No 'exodus' from private to state schools says Labour's Liz Kendall
Georgia Pearce

By Georgia Pearce

Published: 26/05/2024

- 13:08

Labour shadow cabinet member Liz Kendall has said that pupils being moved from private schools to state schools was more to do with high fees rather than the prospect of the party entering government.

She was commenting on predictions that ending tax breaks for private schools could see 40,000 pupils move to the state sector.

The Shadow Work and Pensions Secretary told GB News: “I want to see all children have the best start in life…children in all schools deserve to have the teachers that they need and the curriculum subjects they need to get the best possible education

“We’re saying we will end the tax breaks that private schools have to put the money into our state schools to recruit those 6,500 new teachers in key subjects to give children a better start.

“If we look at what's happened over recent years, schools have put their fees up for many different reasons. We haven't seen that sort of exodus that you’ve been talking about.

“We've had other people make predictions that actually this money can be raised and it wouldn't necessarily have that impact.

“But our priority has got to be the children right across the country, including my constituency, who lead those teachers who need those teachers, who need those changes.

“I do know of course, all parents, wherever their children go to school, are concerned about their children's future. I don't believe that those are the figures that we'll see.”

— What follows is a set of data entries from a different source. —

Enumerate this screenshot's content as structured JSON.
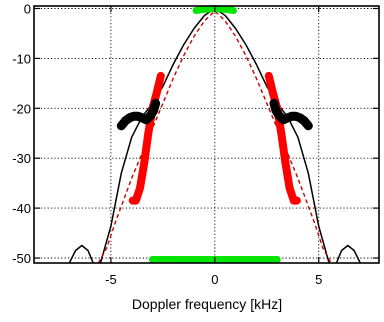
{
  "chart_data": {
    "type": "line",
    "title": "",
    "xlabel": "Doppler frequency [kHz]",
    "ylabel": "",
    "xlim": [
      -8.7,
      7.9
    ],
    "ylim": [
      -51,
      0.5
    ],
    "x_ticks": [
      -5,
      0,
      5
    ],
    "x_tick_labels": [
      "-5",
      "0",
      "5"
    ],
    "y_ticks": [
      0,
      -10,
      -20,
      -30,
      -40,
      -50
    ],
    "y_tick_labels": [
      "0",
      "-10",
      "-20",
      "-30",
      "-40",
      "-50"
    ],
    "grid": true,
    "legend": "none",
    "colors": {
      "solid_curve": "#000000",
      "dashed_curve": "#cc0000",
      "red_markers": "#ff0000",
      "green_markers": "#00e600",
      "black_markers": "#000000"
    },
    "series": [
      {
        "style": "solid-black",
        "segments": [
          {
            "x": [
              -7.0,
              -6.7,
              -6.4,
              -6.1,
              -5.85
            ],
            "y": [
              -51.0,
              -48.5,
              -47.5,
              -48.5,
              -51.0
            ]
          },
          {
            "x": [
              -5.5,
              -5.0,
              -4.5,
              -4.0,
              -3.5,
              -3.0,
              -2.5,
              -2.0,
              -1.5,
              -1.0,
              -0.5,
              0.0,
              0.5,
              1.0,
              1.5,
              2.0,
              2.5,
              3.0,
              3.5,
              4.0,
              4.5,
              5.0,
              5.5
            ],
            "y": [
              -51.0,
              -43.6,
              -33.0,
              -25.8,
              -21.7,
              -19.0,
              -15.6,
              -11.2,
              -7.3,
              -4.0,
              -1.4,
              0.0,
              -1.4,
              -4.0,
              -7.3,
              -11.2,
              -15.6,
              -19.0,
              -21.7,
              -25.8,
              -33.0,
              -43.6,
              -51.0
            ]
          },
          {
            "x": [
              5.85,
              6.1,
              6.4,
              6.7,
              7.0
            ],
            "y": [
              -51.0,
              -48.5,
              -47.5,
              -48.5,
              -51.0
            ]
          }
        ]
      },
      {
        "style": "dashed-red",
        "segments": [
          {
            "x": [
              -5.6,
              -5.2,
              -4.8,
              -4.4,
              -4.0,
              -3.5,
              -3.0,
              -2.5,
              -2.0,
              -1.5,
              -1.0,
              -0.5,
              0.0,
              0.5,
              1.0,
              1.5,
              2.0,
              2.5,
              3.0,
              3.5,
              4.0,
              4.4,
              4.8,
              5.2,
              5.6
            ],
            "y": [
              -51.0,
              -48.0,
              -43.0,
              -38.5,
              -34.0,
              -29.0,
              -24.0,
              -19.0,
              -14.0,
              -9.5,
              -5.6,
              -2.5,
              -0.5,
              -2.5,
              -5.6,
              -9.5,
              -14.0,
              -19.0,
              -24.0,
              -29.0,
              -34.0,
              -38.5,
              -43.0,
              -48.0,
              -51.0
            ]
          }
        ]
      }
    ],
    "markers": [
      {
        "color": "red",
        "x": [
          -3.95,
          -3.8,
          -3.6,
          -3.4,
          -3.2,
          -3.0,
          -2.8,
          -2.6
        ],
        "y": [
          -38.5,
          -38.5,
          -36.0,
          -31.0,
          -25.0,
          -20.0,
          -17.0,
          -13.5
        ]
      },
      {
        "color": "red",
        "x": [
          2.6,
          2.8,
          3.0,
          3.2,
          3.4,
          3.6,
          3.8,
          3.95
        ],
        "y": [
          -13.5,
          -17.0,
          -20.0,
          -25.0,
          -31.0,
          -36.0,
          -38.5,
          -38.5
        ]
      },
      {
        "color": "black",
        "x": [
          -4.5,
          -4.3,
          -4.1,
          -3.9,
          -3.7,
          -3.5,
          -3.3,
          -3.1,
          -2.95,
          -2.85
        ],
        "y": [
          -23.5,
          -22.5,
          -21.9,
          -21.6,
          -21.6,
          -21.9,
          -22.3,
          -21.5,
          -20.5,
          -19.0
        ]
      },
      {
        "color": "black",
        "x": [
          2.85,
          2.95,
          3.1,
          3.3,
          3.5,
          3.7,
          3.9,
          4.1,
          4.3,
          4.5
        ],
        "y": [
          -19.0,
          -20.5,
          -21.5,
          -22.3,
          -21.9,
          -21.6,
          -21.6,
          -21.9,
          -22.5,
          -23.5
        ]
      },
      {
        "color": "green",
        "x": [
          -0.9,
          -0.6,
          -0.3,
          0.0,
          0.3,
          0.6,
          0.9
        ],
        "y": [
          -0.4,
          -0.2,
          -0.1,
          0.0,
          -0.1,
          -0.2,
          -0.4
        ]
      },
      {
        "color": "green",
        "x": [
          -3.0,
          -2.0,
          -1.0,
          0.0,
          1.0,
          2.0,
          3.0
        ],
        "y": [
          -50.3,
          -50.3,
          -50.3,
          -50.3,
          -50.3,
          -50.3,
          -50.3
        ]
      }
    ]
  }
}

She added: “We don't believe that scale of figures is what's going to happen…we have to take decisions in tough financial circumstances about how we're going to get the funding that we need.

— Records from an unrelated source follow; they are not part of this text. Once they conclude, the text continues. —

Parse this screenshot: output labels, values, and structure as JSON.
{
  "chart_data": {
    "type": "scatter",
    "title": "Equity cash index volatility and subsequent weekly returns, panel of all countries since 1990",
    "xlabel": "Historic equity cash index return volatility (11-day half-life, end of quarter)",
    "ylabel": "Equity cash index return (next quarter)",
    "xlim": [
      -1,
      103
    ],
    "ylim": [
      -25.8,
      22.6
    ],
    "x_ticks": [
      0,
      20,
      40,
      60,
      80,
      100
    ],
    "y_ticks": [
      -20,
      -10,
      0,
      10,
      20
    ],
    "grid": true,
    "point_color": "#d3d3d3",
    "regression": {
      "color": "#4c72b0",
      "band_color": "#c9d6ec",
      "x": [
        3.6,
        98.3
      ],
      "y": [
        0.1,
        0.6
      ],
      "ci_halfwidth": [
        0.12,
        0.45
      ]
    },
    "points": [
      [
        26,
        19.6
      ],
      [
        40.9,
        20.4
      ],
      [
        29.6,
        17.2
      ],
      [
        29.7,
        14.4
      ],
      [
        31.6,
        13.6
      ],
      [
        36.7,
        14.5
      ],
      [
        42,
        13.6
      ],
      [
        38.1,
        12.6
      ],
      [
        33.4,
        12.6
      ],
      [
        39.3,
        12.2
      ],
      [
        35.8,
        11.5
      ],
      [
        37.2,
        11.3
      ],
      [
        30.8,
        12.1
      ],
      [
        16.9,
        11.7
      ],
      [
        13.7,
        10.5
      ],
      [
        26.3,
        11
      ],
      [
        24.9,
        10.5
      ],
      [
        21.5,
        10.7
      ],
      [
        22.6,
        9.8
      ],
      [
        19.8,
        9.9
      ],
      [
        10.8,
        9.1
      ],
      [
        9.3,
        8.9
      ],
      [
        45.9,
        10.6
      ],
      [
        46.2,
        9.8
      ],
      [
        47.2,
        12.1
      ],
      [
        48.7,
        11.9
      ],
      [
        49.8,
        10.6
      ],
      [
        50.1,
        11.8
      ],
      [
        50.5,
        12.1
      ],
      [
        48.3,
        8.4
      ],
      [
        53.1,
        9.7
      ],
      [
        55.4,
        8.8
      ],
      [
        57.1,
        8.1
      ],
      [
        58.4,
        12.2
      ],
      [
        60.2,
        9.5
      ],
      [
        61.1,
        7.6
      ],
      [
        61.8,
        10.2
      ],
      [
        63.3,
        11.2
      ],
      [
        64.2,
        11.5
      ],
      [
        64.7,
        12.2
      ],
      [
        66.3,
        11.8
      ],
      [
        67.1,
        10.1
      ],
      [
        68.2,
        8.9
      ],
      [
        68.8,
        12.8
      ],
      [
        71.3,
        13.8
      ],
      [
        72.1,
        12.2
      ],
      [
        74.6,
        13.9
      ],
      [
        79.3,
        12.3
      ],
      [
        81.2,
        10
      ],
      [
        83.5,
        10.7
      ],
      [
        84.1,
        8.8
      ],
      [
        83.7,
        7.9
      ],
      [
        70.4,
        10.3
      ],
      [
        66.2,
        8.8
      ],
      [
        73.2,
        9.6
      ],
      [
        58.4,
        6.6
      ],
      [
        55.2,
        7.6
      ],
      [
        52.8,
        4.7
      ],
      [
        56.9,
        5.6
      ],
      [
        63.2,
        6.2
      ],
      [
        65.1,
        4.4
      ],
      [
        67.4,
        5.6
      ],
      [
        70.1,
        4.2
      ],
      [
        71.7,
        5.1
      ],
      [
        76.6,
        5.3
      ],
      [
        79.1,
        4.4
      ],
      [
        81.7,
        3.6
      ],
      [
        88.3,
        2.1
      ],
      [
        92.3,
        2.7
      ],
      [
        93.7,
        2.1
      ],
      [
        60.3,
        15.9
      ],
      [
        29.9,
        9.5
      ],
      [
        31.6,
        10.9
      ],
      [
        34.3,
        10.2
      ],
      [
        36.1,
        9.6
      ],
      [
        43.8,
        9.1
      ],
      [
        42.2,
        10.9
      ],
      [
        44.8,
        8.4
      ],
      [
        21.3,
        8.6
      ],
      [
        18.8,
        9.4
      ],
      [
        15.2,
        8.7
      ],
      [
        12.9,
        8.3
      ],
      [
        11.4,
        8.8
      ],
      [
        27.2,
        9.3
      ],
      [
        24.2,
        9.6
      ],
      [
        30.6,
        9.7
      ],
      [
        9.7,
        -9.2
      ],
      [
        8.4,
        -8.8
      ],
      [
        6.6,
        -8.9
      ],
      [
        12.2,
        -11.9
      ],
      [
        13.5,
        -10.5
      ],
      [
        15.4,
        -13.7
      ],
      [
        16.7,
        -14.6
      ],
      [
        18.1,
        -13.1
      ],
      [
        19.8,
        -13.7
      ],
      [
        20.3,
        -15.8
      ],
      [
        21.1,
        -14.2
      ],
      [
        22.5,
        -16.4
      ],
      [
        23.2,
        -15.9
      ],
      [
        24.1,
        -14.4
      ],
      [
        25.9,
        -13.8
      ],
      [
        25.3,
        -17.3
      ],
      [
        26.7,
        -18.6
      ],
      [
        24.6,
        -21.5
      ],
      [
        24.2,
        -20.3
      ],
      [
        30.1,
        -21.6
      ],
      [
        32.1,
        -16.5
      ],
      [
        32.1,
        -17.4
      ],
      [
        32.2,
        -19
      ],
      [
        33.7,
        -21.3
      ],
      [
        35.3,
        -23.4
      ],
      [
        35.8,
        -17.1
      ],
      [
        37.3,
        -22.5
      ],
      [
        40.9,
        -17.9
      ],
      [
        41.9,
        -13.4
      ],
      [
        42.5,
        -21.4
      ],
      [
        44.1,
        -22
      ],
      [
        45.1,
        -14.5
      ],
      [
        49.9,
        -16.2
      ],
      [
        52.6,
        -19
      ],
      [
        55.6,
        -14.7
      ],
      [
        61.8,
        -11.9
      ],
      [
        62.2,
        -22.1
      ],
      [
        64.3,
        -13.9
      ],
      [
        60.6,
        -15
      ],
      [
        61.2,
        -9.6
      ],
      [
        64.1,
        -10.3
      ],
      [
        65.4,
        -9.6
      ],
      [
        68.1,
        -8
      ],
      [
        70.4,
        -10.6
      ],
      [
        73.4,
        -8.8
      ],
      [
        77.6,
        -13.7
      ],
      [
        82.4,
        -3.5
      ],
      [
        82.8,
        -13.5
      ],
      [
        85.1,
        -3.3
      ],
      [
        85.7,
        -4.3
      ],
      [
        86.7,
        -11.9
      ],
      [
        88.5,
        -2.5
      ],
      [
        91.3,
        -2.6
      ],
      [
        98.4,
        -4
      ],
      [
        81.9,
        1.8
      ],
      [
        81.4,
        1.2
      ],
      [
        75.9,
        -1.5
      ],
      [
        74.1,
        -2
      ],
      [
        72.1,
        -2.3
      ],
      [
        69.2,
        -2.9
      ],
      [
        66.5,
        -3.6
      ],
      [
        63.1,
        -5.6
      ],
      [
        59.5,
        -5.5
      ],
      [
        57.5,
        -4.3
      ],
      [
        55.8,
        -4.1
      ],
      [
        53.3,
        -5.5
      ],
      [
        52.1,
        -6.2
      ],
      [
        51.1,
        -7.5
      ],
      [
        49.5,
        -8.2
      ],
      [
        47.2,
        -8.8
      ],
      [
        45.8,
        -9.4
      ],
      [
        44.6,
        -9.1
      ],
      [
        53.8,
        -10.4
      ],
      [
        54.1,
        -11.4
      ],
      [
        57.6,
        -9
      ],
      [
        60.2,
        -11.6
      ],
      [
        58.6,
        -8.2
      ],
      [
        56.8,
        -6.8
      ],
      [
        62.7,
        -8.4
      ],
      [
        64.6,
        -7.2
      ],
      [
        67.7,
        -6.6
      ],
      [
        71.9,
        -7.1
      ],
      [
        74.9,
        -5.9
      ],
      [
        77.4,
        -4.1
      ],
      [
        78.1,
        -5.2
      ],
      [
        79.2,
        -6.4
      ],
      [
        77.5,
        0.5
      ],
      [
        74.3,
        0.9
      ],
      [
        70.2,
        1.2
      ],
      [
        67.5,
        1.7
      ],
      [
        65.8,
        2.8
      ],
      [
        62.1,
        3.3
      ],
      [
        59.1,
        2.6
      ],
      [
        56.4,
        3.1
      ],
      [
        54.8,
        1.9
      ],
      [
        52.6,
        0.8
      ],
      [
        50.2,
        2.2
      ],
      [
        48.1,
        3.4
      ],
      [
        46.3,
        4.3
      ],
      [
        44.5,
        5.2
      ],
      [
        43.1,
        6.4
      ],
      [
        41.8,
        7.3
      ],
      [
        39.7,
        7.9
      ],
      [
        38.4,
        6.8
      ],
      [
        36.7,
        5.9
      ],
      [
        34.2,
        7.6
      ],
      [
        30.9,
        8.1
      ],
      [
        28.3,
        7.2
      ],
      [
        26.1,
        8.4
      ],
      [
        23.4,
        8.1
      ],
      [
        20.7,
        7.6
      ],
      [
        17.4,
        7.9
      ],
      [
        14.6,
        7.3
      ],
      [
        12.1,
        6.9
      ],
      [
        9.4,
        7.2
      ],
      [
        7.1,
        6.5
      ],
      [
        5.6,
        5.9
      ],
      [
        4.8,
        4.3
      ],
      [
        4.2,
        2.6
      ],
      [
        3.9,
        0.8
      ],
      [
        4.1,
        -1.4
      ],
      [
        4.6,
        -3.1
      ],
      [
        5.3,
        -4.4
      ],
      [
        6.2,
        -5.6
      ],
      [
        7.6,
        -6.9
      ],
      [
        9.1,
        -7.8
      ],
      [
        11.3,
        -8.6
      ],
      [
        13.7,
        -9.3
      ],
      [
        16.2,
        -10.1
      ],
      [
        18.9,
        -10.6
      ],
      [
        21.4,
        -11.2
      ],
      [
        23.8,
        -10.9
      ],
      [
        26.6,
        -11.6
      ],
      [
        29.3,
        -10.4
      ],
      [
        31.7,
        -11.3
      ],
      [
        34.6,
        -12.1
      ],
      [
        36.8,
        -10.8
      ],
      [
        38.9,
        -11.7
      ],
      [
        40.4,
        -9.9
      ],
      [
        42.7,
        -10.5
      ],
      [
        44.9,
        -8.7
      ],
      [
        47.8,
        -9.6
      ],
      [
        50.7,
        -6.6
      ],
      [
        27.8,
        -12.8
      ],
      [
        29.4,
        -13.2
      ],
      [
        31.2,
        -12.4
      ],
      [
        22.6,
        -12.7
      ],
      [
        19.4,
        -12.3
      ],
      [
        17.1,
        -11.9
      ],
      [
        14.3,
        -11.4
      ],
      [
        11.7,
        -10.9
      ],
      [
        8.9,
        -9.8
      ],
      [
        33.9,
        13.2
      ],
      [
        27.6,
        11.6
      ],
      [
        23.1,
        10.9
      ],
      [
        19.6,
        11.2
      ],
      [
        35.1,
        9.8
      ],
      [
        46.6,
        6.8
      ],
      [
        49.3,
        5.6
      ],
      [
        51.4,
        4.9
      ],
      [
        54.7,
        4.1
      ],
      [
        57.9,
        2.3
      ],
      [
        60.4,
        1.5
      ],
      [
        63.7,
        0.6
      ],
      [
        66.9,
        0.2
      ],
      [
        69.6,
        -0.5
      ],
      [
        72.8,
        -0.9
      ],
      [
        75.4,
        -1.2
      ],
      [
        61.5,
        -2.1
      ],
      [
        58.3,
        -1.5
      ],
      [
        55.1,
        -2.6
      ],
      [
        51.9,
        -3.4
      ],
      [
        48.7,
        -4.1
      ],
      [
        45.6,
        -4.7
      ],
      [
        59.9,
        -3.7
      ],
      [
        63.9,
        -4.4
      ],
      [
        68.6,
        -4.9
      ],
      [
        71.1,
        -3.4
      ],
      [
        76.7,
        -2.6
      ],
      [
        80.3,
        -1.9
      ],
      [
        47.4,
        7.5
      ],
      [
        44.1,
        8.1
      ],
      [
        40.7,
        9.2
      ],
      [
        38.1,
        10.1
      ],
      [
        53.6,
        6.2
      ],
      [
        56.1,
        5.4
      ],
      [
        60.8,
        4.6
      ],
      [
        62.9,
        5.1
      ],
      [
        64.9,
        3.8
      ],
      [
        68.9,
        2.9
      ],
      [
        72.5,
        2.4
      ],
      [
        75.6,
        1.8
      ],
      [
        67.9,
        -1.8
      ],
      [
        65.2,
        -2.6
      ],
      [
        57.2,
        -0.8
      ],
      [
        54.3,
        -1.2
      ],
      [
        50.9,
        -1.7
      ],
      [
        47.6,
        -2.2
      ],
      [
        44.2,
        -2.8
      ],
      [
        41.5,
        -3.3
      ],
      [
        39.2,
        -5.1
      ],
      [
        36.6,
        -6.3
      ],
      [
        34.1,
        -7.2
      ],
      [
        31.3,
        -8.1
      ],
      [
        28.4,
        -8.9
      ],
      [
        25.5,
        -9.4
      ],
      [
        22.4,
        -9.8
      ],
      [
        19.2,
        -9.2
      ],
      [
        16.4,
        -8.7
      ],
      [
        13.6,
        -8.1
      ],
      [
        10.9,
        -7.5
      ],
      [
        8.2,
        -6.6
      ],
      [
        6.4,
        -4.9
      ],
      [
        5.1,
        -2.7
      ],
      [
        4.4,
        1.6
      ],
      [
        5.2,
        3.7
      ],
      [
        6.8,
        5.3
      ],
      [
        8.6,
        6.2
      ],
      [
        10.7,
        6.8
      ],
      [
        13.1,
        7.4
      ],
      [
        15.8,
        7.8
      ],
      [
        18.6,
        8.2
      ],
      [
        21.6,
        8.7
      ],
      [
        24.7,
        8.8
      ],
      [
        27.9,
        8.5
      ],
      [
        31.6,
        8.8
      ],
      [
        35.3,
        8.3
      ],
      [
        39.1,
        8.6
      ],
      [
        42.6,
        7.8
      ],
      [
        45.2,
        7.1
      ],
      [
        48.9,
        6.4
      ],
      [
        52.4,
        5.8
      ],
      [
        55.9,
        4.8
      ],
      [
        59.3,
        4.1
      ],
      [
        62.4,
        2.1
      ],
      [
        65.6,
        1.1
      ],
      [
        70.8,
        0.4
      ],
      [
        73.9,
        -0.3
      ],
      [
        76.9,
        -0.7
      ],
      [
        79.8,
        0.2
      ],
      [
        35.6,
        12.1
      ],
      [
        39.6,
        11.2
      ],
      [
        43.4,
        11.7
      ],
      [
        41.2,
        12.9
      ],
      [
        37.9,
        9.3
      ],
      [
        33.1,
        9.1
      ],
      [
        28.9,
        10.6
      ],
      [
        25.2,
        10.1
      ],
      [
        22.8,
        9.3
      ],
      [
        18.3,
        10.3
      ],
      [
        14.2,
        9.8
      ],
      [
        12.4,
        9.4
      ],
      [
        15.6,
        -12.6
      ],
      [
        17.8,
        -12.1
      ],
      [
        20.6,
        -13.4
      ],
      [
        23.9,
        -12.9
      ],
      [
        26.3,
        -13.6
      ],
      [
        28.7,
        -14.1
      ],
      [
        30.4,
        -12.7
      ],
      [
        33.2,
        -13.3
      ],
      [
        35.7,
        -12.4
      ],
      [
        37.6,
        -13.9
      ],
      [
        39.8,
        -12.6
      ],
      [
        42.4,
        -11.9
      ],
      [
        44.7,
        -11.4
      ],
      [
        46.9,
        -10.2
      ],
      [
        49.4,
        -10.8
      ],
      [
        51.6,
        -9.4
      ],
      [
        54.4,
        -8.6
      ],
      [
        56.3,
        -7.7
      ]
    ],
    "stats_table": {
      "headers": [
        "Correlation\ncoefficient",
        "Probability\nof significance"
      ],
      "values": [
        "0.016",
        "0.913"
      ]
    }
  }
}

“There are many different views about what will happen, in the impact it will have. I believe it is a strong policy that will increase standards right across the country.

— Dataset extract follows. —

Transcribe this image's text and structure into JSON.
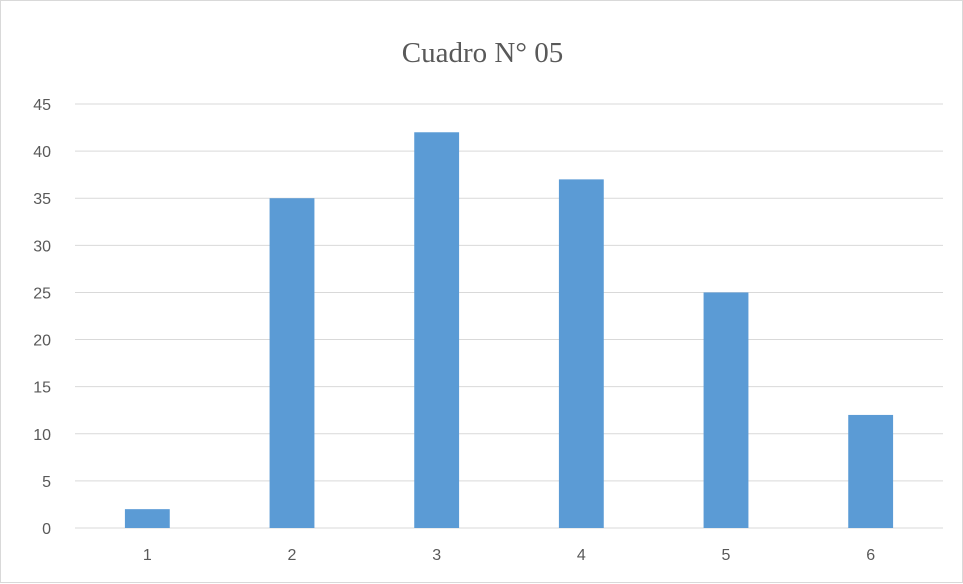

“But there are also many parents across the country, including in my own constituency, where the schools are crumbling, where they cannot recruit. They deserve a better chance.

“I came into politics to make sure that your chance of fulfilling your potential and living your hopes and dreams doesn't depend on where you're born, what your parents did, what their income is, your gender or the colour of your skin.

“Every child deserves a good start in life and that's why we're saying we want to have those breakfast clubs in every primary school. We want to recruit the extra teachers into our state schools.”